Blogger Viagem pelas ruas da amargura said...

O que escreves, POS, sobre o Nunes é pouco. Bem dito, muito bem dito, infinitamente melhor do que, algum dia, por muito tempo de que disponha e inspirado, e transpirado, esteja, poderei ser capaz de dizer.
Apenas sei que os velhotes, os velhotes com quem aprendi o voluntariado e a entrega sem retorno que se visse, por um estado de alma que, se calhar, até já nem existe, estão mesmo a desaparecer.
Provavelmente, eu próprio começo a sentir-me velho... Quarenta e cinco anos de idade é, quase de certeza, muito pouco para tanto, mas começa a ser difícil não ter a nosso lado um velhote - podia, agora, desfiar um rosário finito, mas um rosário deles... - a quem sorrir, piscar o olho, conversar na cantina sobre tudo e sobre nada, com quem falar de um amor que não se explica, que se aprende, se sente, se entranha, nos faz sentir bem e, também, quantas vezes!, nos faz sentir mal. O JN, claro!, que não fiquem dúvidas!
Amanhã (hoje) não vou jantar com ele. Fui apanhado de surpresa, hoje (ontem) à tarde pelo POS com a triste notícia.
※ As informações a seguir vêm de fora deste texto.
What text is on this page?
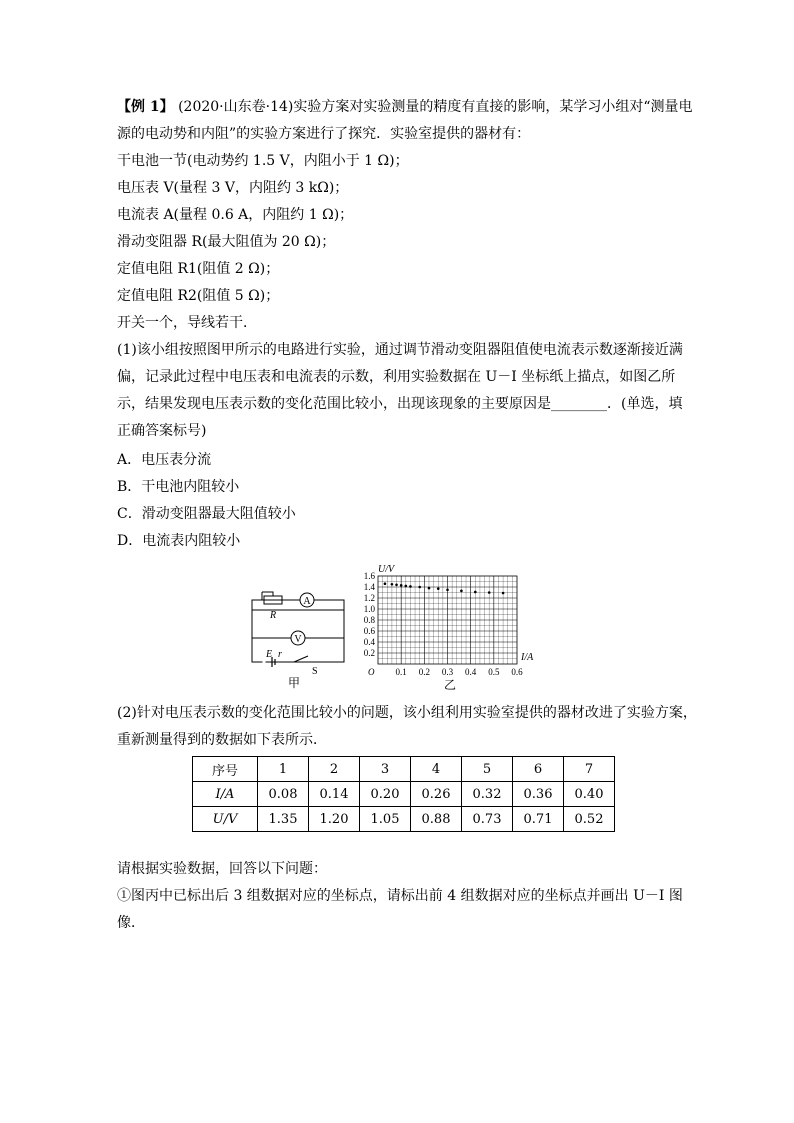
【例 1】 (2020·山东卷·14)实验方案对实验测量的精度有直接的影响，某学习小组对“测量电
源的电动势和内阻”的实验方案进行了探究．实验室提供的器材有：
干电池一节(电动势约 1.5 V，内阻小于 1 Ω)；
电压表 V(量程 3 V，内阻约 3 kΩ)；
电流表 A(量程 0.6 A，内阻约 1 Ω)；
滑动变阻器 R(最大阻值为 20 Ω)；
定值电阻 R1(阻值 2 Ω)；
定值电阻 R2(阻值 5 Ω)；
开关一个，导线若干．
(1)该小组按照图甲所示的电路进行实验，通过调节滑动变阻器阻值使电流表示数逐渐接近满
偏，记录此过程中电压表和电流表的示数，利用实验数据在 U－I 坐标纸上描点，如图乙所
示，结果发现电压表示数的变化范围比较小，出现该现象的主要原因是________．(单选，填
正确答案标号)
A．电压表分流
B．干电池内阻较小
C．滑动变阻器最大阻值较小
D．电流表内阻较小
A
V
R
E r
S
甲
0.2
0.4
0.6
0.8
1.0
1.2
1.4
1.6
0.1 0.2 0.3 0.4 0.5 0.6
U/V
I/A
O
乙
(2)针对电压表示数的变化范围比较小的问题，该小组利用实验室提供的器材改进了实验方案，
重新测量得到的数据如下表所示．
序号	1	2	3	4	5	6	7
I/A	0.08	0.14	0.20	0.26	0.32	0.36	0.40
U/V	1.35	1.20	1.05	0.88	0.73	0.71	0.52
请根据实验数据，回答以下问题：
①图丙中已标出后 3 组数据对应的坐标点，请标出前 4 组数据对应的坐标点并画出 U－I 图
像．
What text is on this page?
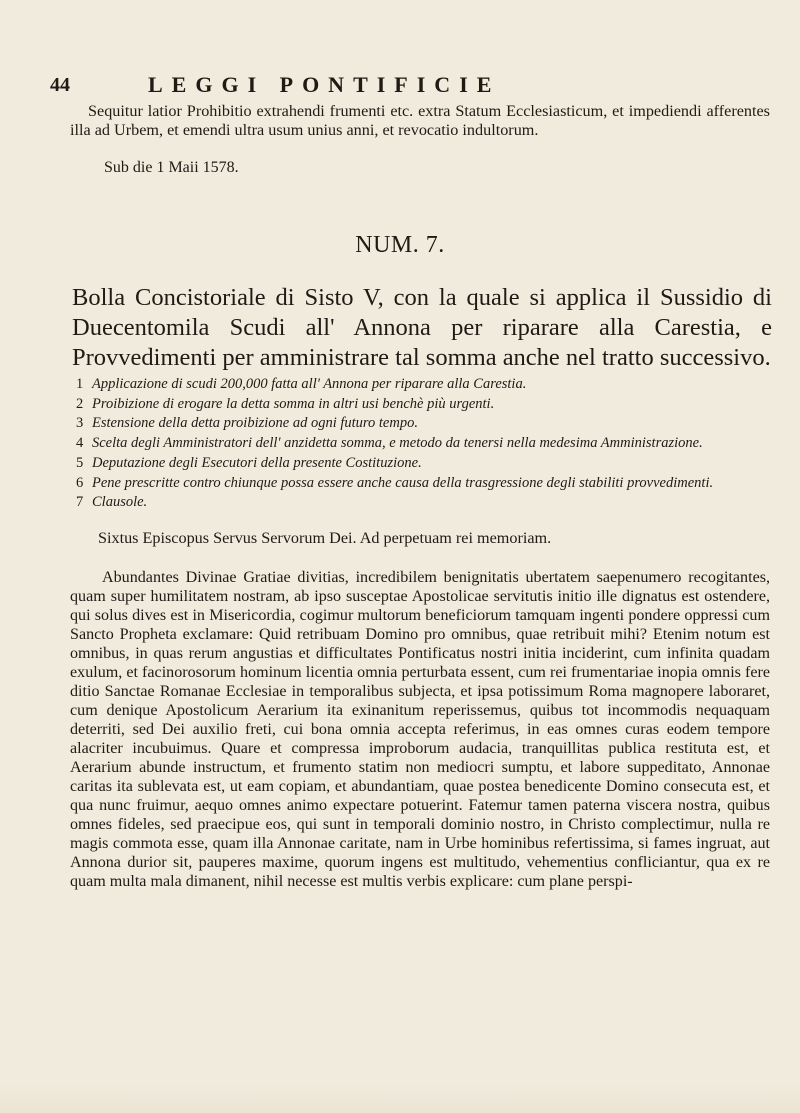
44	LEGGI PONTIFICIE

Sequitur latior Prohibitio extrahendi frumenti etc. extra Statum Ecclesiasticum, et impediendi afferentes illa ad Urbem, et emendi ultra usum unius anni, et revocatio indultorum.

Sub die 1 Maii 1578.
NUM. 7.
Bolla Concistoriale di Sisto V, con la quale si applica il Sussidio di Duecentomila Scudi all' Annona per riparare alla Carestia, e Provvedimenti per amministrare tal somma anche nel tratto successivo.
1 Applicazione di scudi 200,000 fatta all' Annona per riparare alla Carestia.
2 Proibizione di erogare la detta somma in altri usi benchè più urgenti.
3 Estensione della detta proibizione ad ogni futuro tempo.
4 Scelta degli Amministratori dell' anzidetta somma, e metodo da tenersi nella medesima Amministrazione.
5 Deputazione degli Esecutori della presente Costituzione.
6 Pene prescritte contro chiunque possa essere anche causa della trasgressione degli stabiliti provvedimenti.
7 Clausole.
Sixtus Episcopus Servus Servorum Dei. Ad perpetuam rei memoriam.

Abundantes Divinae Gratiae divitias, incredibilem benignitatis ubertatem saepenumero recogitantes, quam super humilitatem nostram, ab ipso susceptae Apostolicae servitutis initio ille dignatus est ostendere, qui solus dives est in Misericordia, cogimur multorum beneficiorum tamquam ingenti pondere oppressi cum Sancto Propheta exclamare: Quid retribuam Domino pro omnibus, quae retribuit mihi? Etenim notum est omnibus, in quas rerum angustias et difficultates Pontificatus nostri initia inciderint, cum infinita quadam exulum, et facinorosorum hominum licentia omnia perturbata essent, cum rei frumentariae inopia omnis fere ditio Sanctae Romanae Ecclesiae in temporalibus subjecta, et ipsa potissimum Roma magnopere laboraret, cum denique Apostolicum Aerarium ita exinanitum reperissemus, quibus tot incommodis nequaquam deterriti, sed Dei auxilio freti, cui bona omnia accepta referimus, in eas omnes curas eodem tempore alacriter incubuimus. Quare et compressa improborum audacia, tranquillitas publica restituta est, et Aerarium abunde instructum, et frumento statim non mediocri sumptu, et labore suppeditato, Annonae caritas ita sublevata est, ut eam copiam, et abundantiam, quae postea benedicente Domino consecuta est, et qua nunc fruimur, aequo omnes animo expectare potuerint. Fatemur tamen paterna viscera nostra, quibus omnes fideles, sed praecipue eos, qui sunt in temporali dominio nostro, in Christo complectimur, nulla re magis commota esse, quam illa Annonae caritate, nam in Urbe hominibus refertissima, si fames ingruat, aut Annona durior sit, pauperes maxime, quorum ingens est multitudo, vehementius confliciantur, qua ex re quam multa mala dimanent, nihil necesse est multis verbis explicare: cum plane perspi-
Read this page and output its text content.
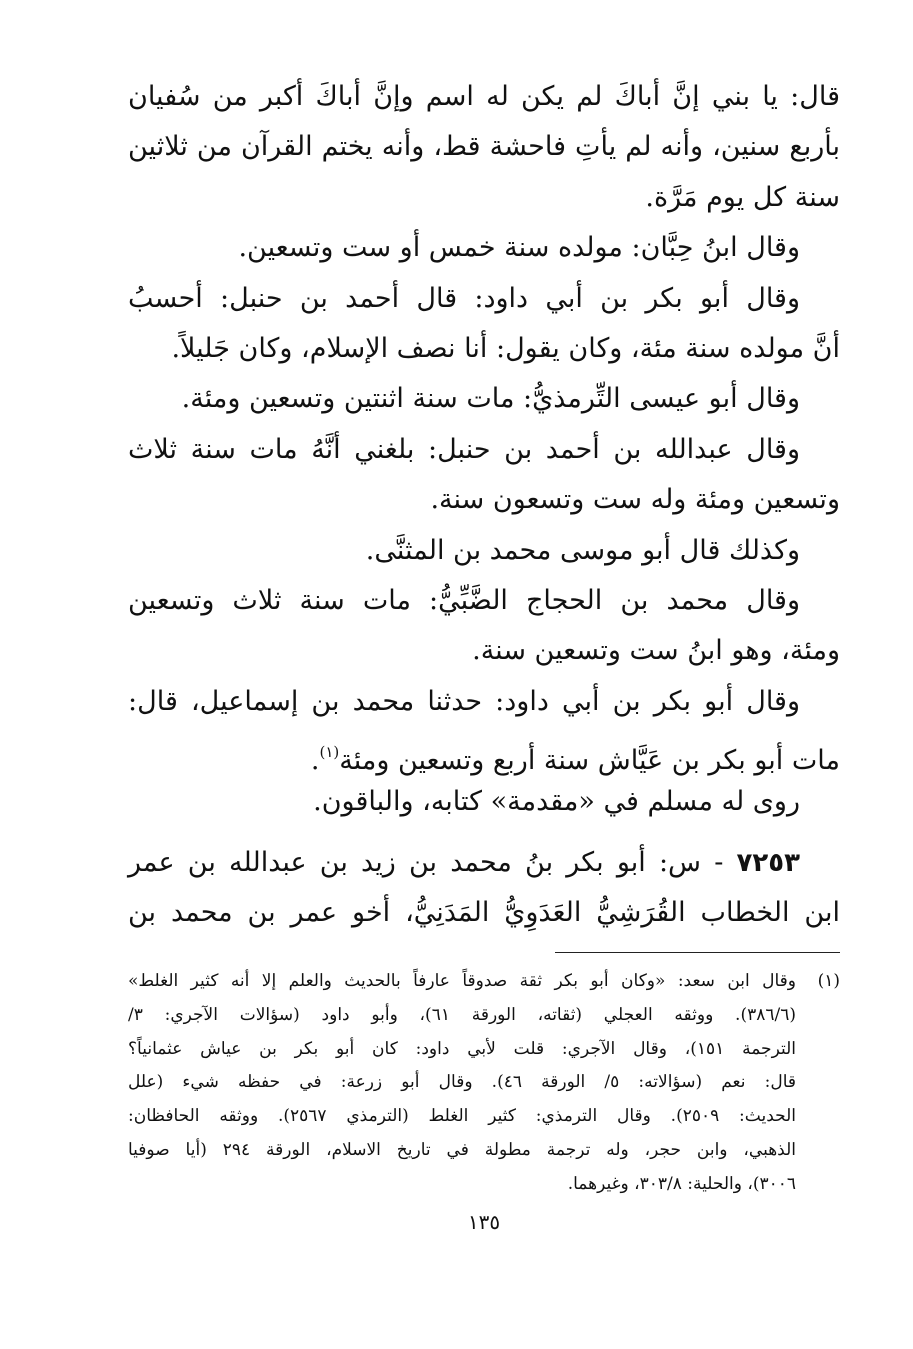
قال: يا بني إنَّ أباكَ لم يكن له اسم وإنَّ أباكَ أكبر من سُفيان
بأربع سنين، وأنه لم يأتِ فاحشة قط، وأنه يختم القرآن من ثلاثين
سنة كل يوم مَرَّة.
وقال ابنُ حِبَّان: مولده سنة خمس أو ست وتسعين.
وقال أبو بكر بن أبي داود: قال أحمد بن حنبل: أحسبُ
أنَّ مولده سنة مئة، وكان يقول: أنا نصف الإسلام، وكان جَليلاً.
وقال أبو عيسى التِّرمذيُّ: مات سنة اثنتين وتسعين ومئة.
وقال عبدالله بن أحمد بن حنبل: بلغني أنَّهُ مات سنة ثلاث
وتسعين ومئة وله ست وتسعون سنة.
وكذلك قال أبو موسى محمد بن المثنَّى.
وقال محمد بن الحجاج الضَّبِّيُّ: مات سنة ثلاث وتسعين
ومئة، وهو ابنُ ست وتسعين سنة.
وقال أبو بكر بن أبي داود: حدثنا محمد بن إسماعيل، قال:
مات أبو بكر بن عَيَّاش سنة أربع وتسعين ومئة$^{(١)}$.
روى له مسلم في «مقدمة» كتابه، والباقون.
٧٢٥٣ - س: أبو بكر بنُ محمد بن زيد بن عبدالله بن عمر
ابن الخطاب القُرَشِيُّ العَدَوِيُّ المَدَنِيُّ، أخو عمر بن محمد بن
(١)
وقال ابن سعد: «وكان أبو بكر ثقة صدوقاً عارفاً بالحديث والعلم إلا أنه كثير الغلط»
(٣٨٦/٦). ووثقه العجلي (ثقاته، الورقة ٦١)، وأبو داود (سؤالات الآجري: ٣/
الترجمة ١٥١)، وقال الآجري: قلت لأبي داود: كان أبو بكر بن عياش عثمانياً؟
قال: نعم (سؤالاته: ٥/ الورقة ٤٦). وقال أبو زرعة: في حفظه شيء (علل
الحديث: ٢٥٠٩). وقال الترمذي: كثير الغلط (الترمذي ٢٥٦٧). ووثقه الحافظان:
الذهبي، وابن حجر، وله ترجمة مطولة في تاريخ الاسلام، الورقة ٢٩٤ (أيا صوفيا
٣٠٠٦)، والحلية: ٣٠٣/٨، وغيرهما.
١٣٥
Mas gostava de, um dia destes, fá-lo-ei, estou certo, lá para a Primavera, inventar o tempo necessário para o encontrar onde o conheci, no Parque das Camélias, no meio das tabelas de basquetebol e da miudagem a encestar com sã teimosia. Porque o amor pelas instituições (pessoas colectivas, como agora se diz) e pelas pessoas (seres humanos simples que têm e respeitam os seus próprios valores) já não existem... Manuel Nunes é, provavelmente, um dos muito poucos desses animais honrados em vias de extinção. E o que aprendi com homens como ele foi muito pouco, por incapacidade e pena minha.
Amanhã estarei mais pobre, não pelas agruras do Mundo, não pelos ajustes salariais, que tardam, mas porque não vou encontrar mais o Nunes aos domingos, firme, hirto, orgulhoso e honrado no seu posto de trabalho.

02:49

 
Blogger POS said...

Deve ser impressão... O sentido do texto não tem nada a ver com isso, e é de fraco gosto deixar desses comentários, num blogue que não é anónimo, assinados por um apetrecho aparador de cabelo. Desta vez fica, em nome do pluralismo.